Les manifestants en majorité de jeunes dénoncent le manque de médecins à l’hôpital préfectoral de Beyla, d’enseignants dans les écoles, le manque d’emploi de la jeunesse et d’infrastructures scolaires et mais aussi de routes.
Aux dires des manifestants en colère contre le régime Condé, plusieurs médecins et enseignants ont quitté Beyla pour une autre destination sans aucune réaction des autorités.
«Lorsqu’on a un malade, on est obligé de l’évacuer à Kankan ou à N’Zérékoré, à Macenta ou à Conakry.
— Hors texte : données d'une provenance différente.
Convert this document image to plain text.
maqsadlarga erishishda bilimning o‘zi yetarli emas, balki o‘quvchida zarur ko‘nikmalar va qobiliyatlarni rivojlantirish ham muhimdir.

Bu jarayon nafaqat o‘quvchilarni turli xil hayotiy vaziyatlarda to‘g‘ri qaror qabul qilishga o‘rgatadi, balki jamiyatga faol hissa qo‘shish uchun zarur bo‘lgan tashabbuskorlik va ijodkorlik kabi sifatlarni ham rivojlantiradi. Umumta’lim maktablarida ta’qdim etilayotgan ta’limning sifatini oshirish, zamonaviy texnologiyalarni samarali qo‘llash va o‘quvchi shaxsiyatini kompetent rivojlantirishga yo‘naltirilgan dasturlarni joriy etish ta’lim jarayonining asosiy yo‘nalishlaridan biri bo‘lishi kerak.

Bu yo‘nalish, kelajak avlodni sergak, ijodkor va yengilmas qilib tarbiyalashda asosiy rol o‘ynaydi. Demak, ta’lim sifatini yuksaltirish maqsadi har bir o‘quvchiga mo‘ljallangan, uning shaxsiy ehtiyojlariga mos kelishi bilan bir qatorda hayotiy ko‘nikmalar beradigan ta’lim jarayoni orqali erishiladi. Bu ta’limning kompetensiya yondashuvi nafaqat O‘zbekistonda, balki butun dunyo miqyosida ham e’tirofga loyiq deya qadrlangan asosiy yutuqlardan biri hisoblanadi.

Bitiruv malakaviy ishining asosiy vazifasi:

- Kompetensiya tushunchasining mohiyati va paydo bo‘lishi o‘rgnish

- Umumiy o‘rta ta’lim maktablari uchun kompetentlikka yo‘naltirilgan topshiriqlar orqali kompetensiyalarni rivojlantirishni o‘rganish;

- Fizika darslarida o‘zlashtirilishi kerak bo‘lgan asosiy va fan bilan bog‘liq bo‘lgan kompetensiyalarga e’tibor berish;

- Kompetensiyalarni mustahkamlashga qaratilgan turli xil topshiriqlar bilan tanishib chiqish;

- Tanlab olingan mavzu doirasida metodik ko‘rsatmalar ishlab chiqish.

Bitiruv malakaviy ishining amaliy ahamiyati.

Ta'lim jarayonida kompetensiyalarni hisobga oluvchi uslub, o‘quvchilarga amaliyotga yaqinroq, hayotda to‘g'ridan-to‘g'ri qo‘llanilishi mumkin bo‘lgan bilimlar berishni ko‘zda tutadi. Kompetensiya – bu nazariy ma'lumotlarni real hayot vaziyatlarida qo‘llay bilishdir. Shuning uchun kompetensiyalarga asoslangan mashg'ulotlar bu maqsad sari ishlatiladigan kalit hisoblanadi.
Les routes Beyla-Macenta, Beyla-Kankan et Beyla-Seinko sont toutes dégradées. Nous demandons leur bitumage. Les autorités n’ont pas respecté leurs promesses. C’est vraiment décevant et révoltant», indique un citoyen de la localité qui a requis l’anonymat.
A en croire nos informateurs, il y a eu un affrontement entre manifestants et forces de l’ordre qui utilisent du gaz lacrymogène. Plusieurs manifestants seraient interpelés par les forces de l’ordre.
Aux dernières nouvelles, les manifestants sont massés devant les locaux de la gendarmerie pour exiger la libération des personnes arrêtées.
La semaine dernière, c’est la ville de Kérouané qui était en ébullition. Les populations ont manifesté pour dénoncer l’enclavement de leur préfecture. Le Député Amadou Damaro Camara du RPG avait échappé de peu à un lynchage au cours d’une mission de sensibilisation.